Raquel Cepeda is an award-winning editor and multi-media journalist, and documentary filmmaker.
Cepeda is the writer and director of Bling: A Planet Rock, an 87 minute documentary about American hip-hop culture's obsession with diamonds-"blinging"-and all its social trappings, and how this infatuation correlated with the ten-year conflict in Sierra Leone, West Africa. The film follows three rappers-Paul Wall, Tego Calderon, and Raekwon-as they trek to the country to meet the survivors, perpetrators and diamond miners in the country. She co-produced the documentary with article 19, VH1, and the United Nations Development Programme (UNDP). A shorter modified version for television of "Bling?" premiered under the title "Bling'd: Blood, Diamonds and Hip-Hop" on VH1 on February 22, 2007 (3.3 million viewers). Cepeda also served as a consulting producer for "From Mambo to Hip-Hop," directed by Henry Chalfant ("Style Wars") for PBS.
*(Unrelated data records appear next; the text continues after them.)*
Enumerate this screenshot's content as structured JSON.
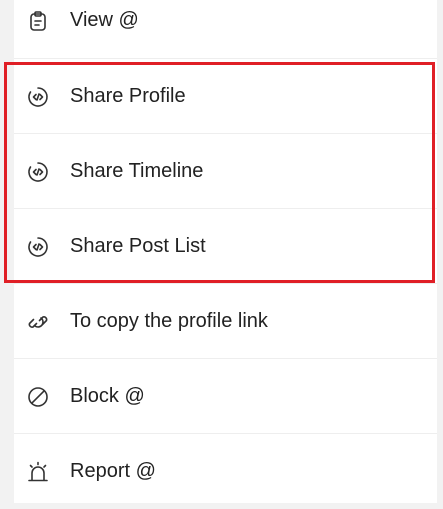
{
  "menu": {
    "items": [
      {
        "label": "View @",
        "icon": "clipboard-icon"
      },
      {
        "label": "Share Profile",
        "icon": "code-share-icon"
      },
      {
        "label": "Share Timeline",
        "icon": "code-share-icon"
      },
      {
        "label": "Share Post List",
        "icon": "code-share-icon"
      },
      {
        "label": "To copy the profile link",
        "icon": "link-icon"
      },
      {
        "label": "Block @",
        "icon": "block-icon"
      },
      {
        "label": "Report @",
        "icon": "alarm-icon"
      }
    ]
  },
  "colors": {
    "highlight_border": "#e01f26",
    "text": "#222222",
    "background": "#f2f2f2",
    "panel": "#ffffff"
  }
}
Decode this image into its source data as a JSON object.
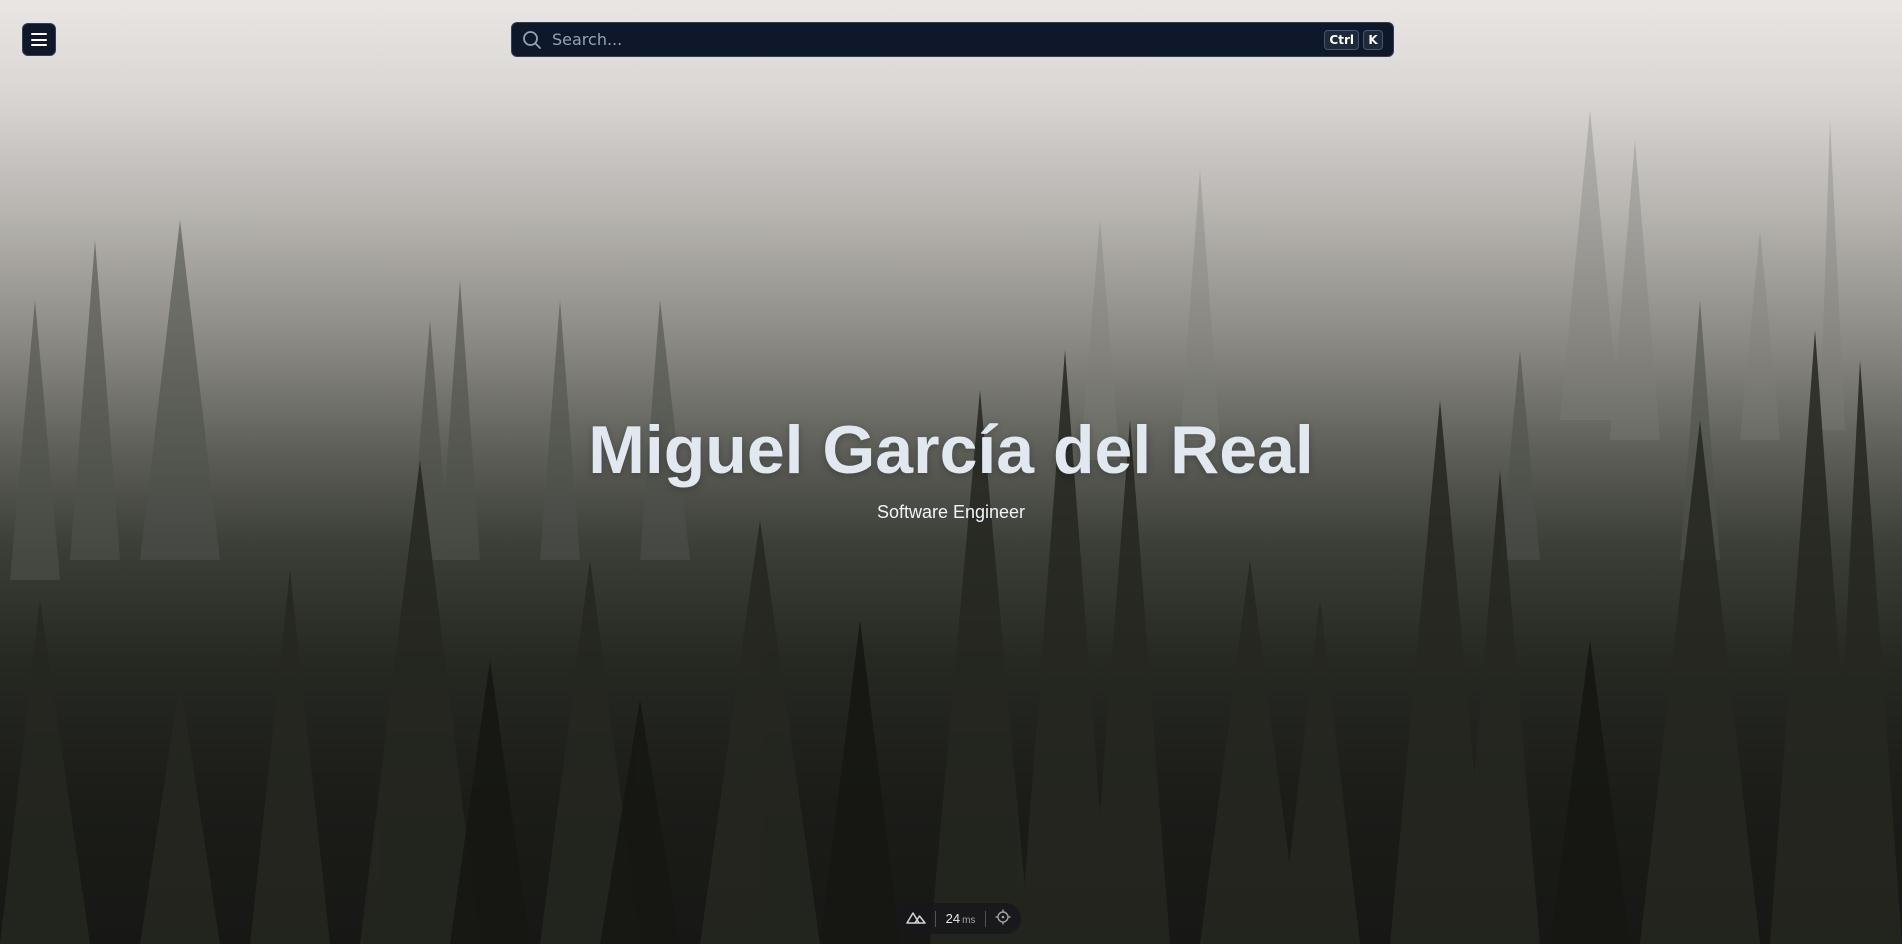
{
  "search": {
    "placeholder": "Search...",
    "shortcut_modifier": "Ctrl",
    "shortcut_key": "K"
  },
  "hero": {
    "title": "Miguel García del Real",
    "subtitle": "Software Engineer"
  },
  "devtools": {
    "render_time": "24",
    "render_unit": "ms"
  },
  "icons": {
    "menu": "hamburger-menu-icon",
    "search": "search-icon",
    "nuxt": "nuxt-logo-icon",
    "inspect": "crosshair-icon"
  },
  "colors": {
    "surface": "#0f172a",
    "border": "#334155",
    "title": "#e2e8f0",
    "placeholder": "#94a3b8"
  }
}
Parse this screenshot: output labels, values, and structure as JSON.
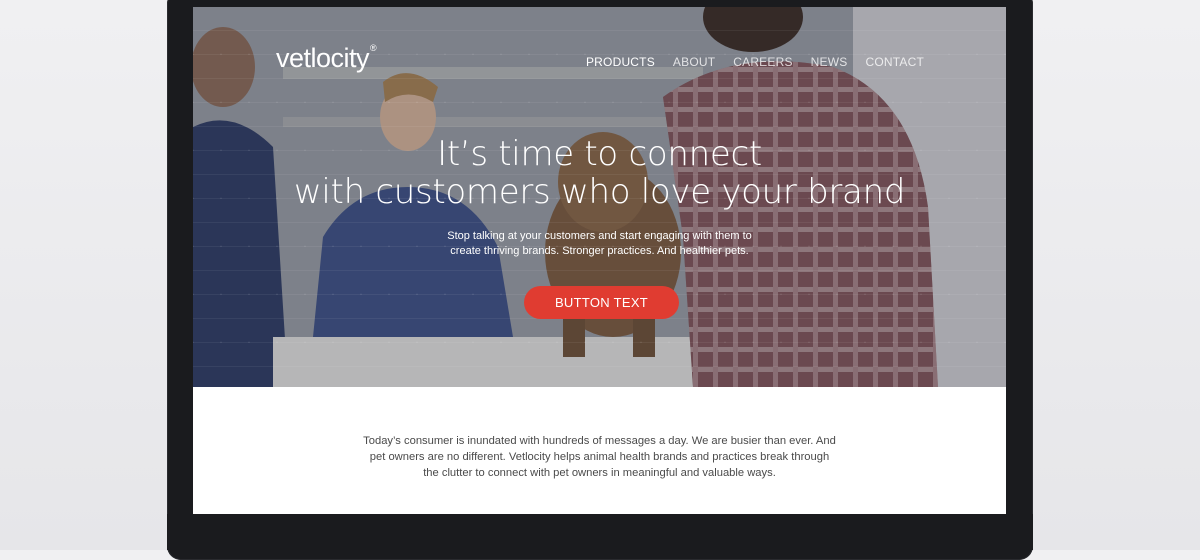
{
  "brand": {
    "name": "vetlocity",
    "registered_mark": "®"
  },
  "nav": {
    "items": [
      {
        "label": "PRODUCTS",
        "active": true
      },
      {
        "label": "ABOUT",
        "active": false
      },
      {
        "label": "CAREERS",
        "active": false
      },
      {
        "label": "NEWS",
        "active": false
      },
      {
        "label": "CONTACT",
        "active": false
      }
    ]
  },
  "hero": {
    "headline_lines": [
      "It’s time to connect",
      "with customers who love your brand"
    ],
    "subtext_lines": [
      "Stop talking at your customers and start engaging with them to",
      "create thriving brands. Stronger practices. And healthier pets."
    ],
    "button_label": "BUTTON TEXT"
  },
  "intro": {
    "lines": [
      "Today’s consumer is inundated with hundreds of messages a day. We are busier than ever. And",
      "pet owners are no different. Vetlocity helps animal health brands and practices break through",
      "the clutter to connect with pet owners in meaningful and valuable ways."
    ]
  },
  "colors": {
    "accent": "#e03c31",
    "text_dark": "#4a4a4a",
    "bezel": "#1a1b1e"
  }
}
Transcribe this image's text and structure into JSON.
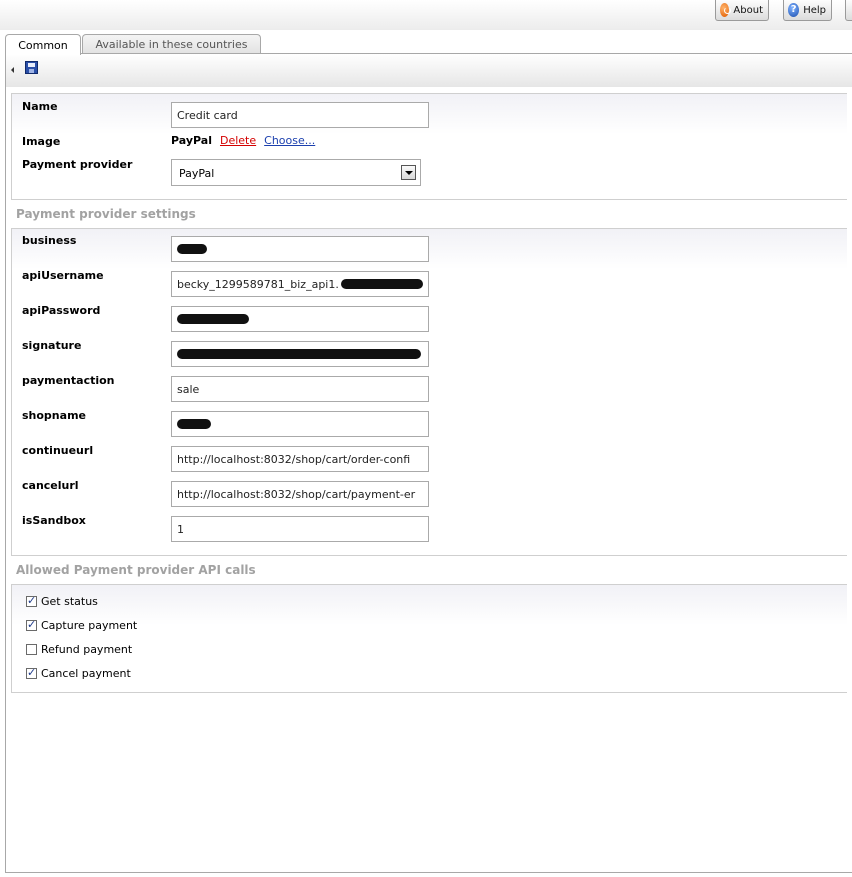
{
  "header": {
    "about_label": "About",
    "help_label": "Help"
  },
  "tabs": [
    {
      "label": "Common",
      "active": true
    },
    {
      "label": "Available in these countries",
      "active": false
    }
  ],
  "general": {
    "name_label": "Name",
    "name_value": "Credit card",
    "image_label": "Image",
    "image_value": "PayPal",
    "delete_link": "Delete",
    "choose_link": "Choose...",
    "provider_label": "Payment provider",
    "provider_value": "PayPal"
  },
  "provider_settings": {
    "title": "Payment provider settings",
    "fields": [
      {
        "label": "business",
        "value": ""
      },
      {
        "label": "apiUsername",
        "value": "becky_1299589781_biz_api1."
      },
      {
        "label": "apiPassword",
        "value": ""
      },
      {
        "label": "signature",
        "value": ""
      },
      {
        "label": "paymentaction",
        "value": "sale"
      },
      {
        "label": "shopname",
        "value": ""
      },
      {
        "label": "continueurl",
        "value": "http://localhost:8032/shop/cart/order-confi"
      },
      {
        "label": "cancelurl",
        "value": "http://localhost:8032/shop/cart/payment-er"
      },
      {
        "label": "isSandbox",
        "value": "1"
      }
    ]
  },
  "api_calls": {
    "title": "Allowed Payment provider API calls",
    "items": [
      {
        "label": "Get status",
        "checked": true
      },
      {
        "label": "Capture payment",
        "checked": true
      },
      {
        "label": "Refund payment",
        "checked": false
      },
      {
        "label": "Cancel payment",
        "checked": true
      }
    ]
  }
}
Raquel Cepeda's book "And It Don't Stop: The Best Hip-Hop Journalism of the Last 25 Years," the first ever "Best of?" anthology focusing on the history of hip-hop culture, is the winner of a 2005 PEN Beyond Margins Award and Best Arts Book 2005 from the Latino Book Awards.
Cepeda's work was included in Da Capo's "Best Music Writing of 2006" anthology and in Jeff Chang's anthology "Total Chaos" where she penned a paper about Yoruba art in hip-hop iconography. Over the span of twelve years or so, she's also contributed to People, The Associated Press, Paper, Village Voice and other nationally distributed publications, MTV News (circa Kurt Loder, Chris Connelly), USA Weekend, Source, Vibe, GQ, SPIN, and many others. She served as editor in chief of Russell Simmons' Oneworld Magazine when it was fresh (2001-4), and was the founder and Executive Producer of Content and Editor-in-Chief of the very first online destination dedicated to young multicultural women.
Under her production company djali rancher, Cepeda is currently developing two internationally driven documentaries that marry hip-hop culture with social and political awareness, set in Iraq, Vietnam and South Africa, which borrows from the paradigm she created with "Bling: A Planet Rock."